Abbreviations: BP, blood pressure; CAD, coronary artery disease; DM, diabetes mellitus.
The dimensions of the aorta at the level of the annulus, sinus, AAo, arch, proximal and distal DAo, suprarenal, and infrarenal ABAo were 24.9 ± 3.2, 30.7 ± 3.8, 29.3 ± 4.5, 24.9 ± 3.3, 22.7 ± 3.2, 20.1 ± 3.0, 19.4 ± 2.9, and 15.3 ± 2.2 mm, respectively ([Table 2], [Fig. 1]).
Note: Measurements in mm.


The size of the aorta in females was predominantly smaller than that of males, yet without any statistical significance ([Table 2]). The aorta size index at the reference points is listed in [Table 2]. The aorta size among various age groups is listed in [Table 3], and the aorta height index is listed in [Table 4].
Abbreviations: Ao, aorta; ASC, ascending; DAo, descending aorta; SD, standard deviation; STJ, sinotubular junction.
Note: Measurement in mm.
Abbreviations: Ao, aorta; Asc, ascending; DAo, descending aorta; STJ, sinotubular junction.

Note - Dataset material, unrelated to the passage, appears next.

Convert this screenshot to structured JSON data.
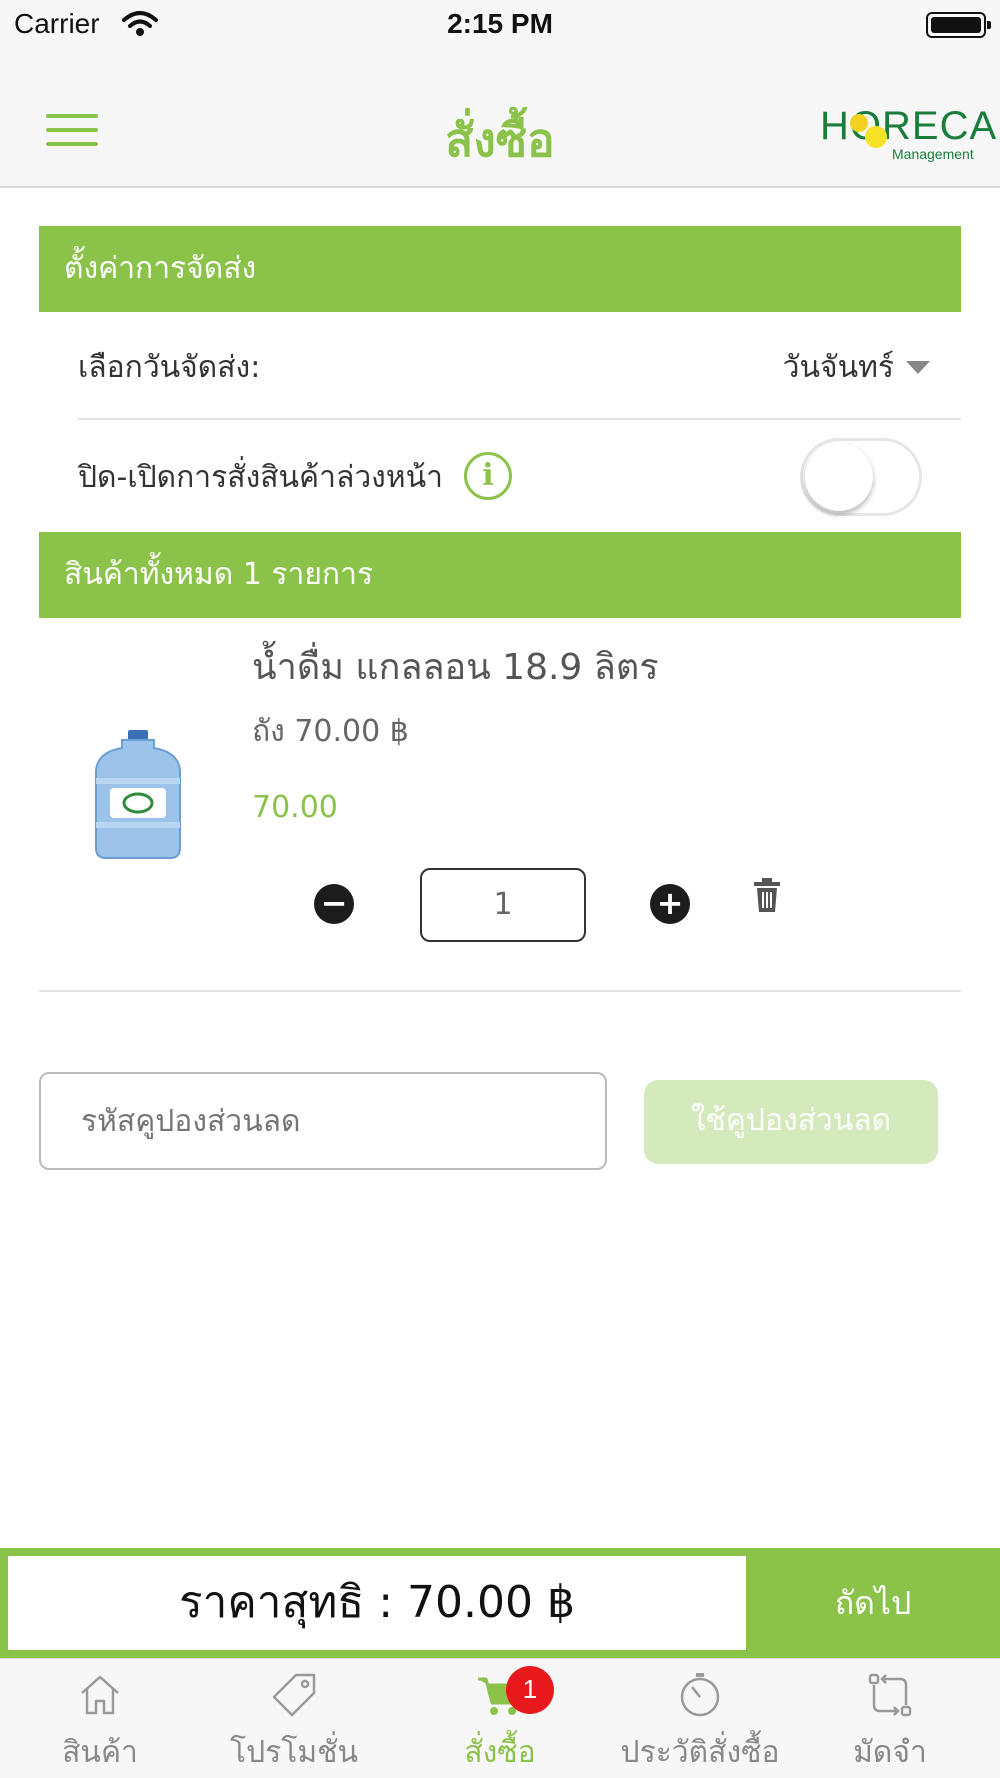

We assessed for correlation or association of different variables that could affect the size of the aorta at the aortic sinus, AAo, distal DAo, and infrarenal ABAo. The results indicated that age had a statistically significant positive correlation with measurements of the aortic diameter at the four above-mentioned levels—aortic sinus with r-value 0.275 (p = 0.001 [95% CI = 0.193; 0.353]), for AAo the r-value was 0.580 (p = 0.001 [95% CI = 0.519; 0.634]), for the distal DAo the r-value of 0.690 (p = 0.001 [95% CI = 0.642; 0.733]), and for the infrarenal ABAo, r = 0.571 (p = 0.001 [95% CI = 0.509; 0.626]). Similarly, the length of the AAo, the body mass index (BMI) of an individual, and SBP and DBP also demonstrated a statistically significant positive correlation to the diameter of the aorta at the above 4 referenced points ([Table 5]).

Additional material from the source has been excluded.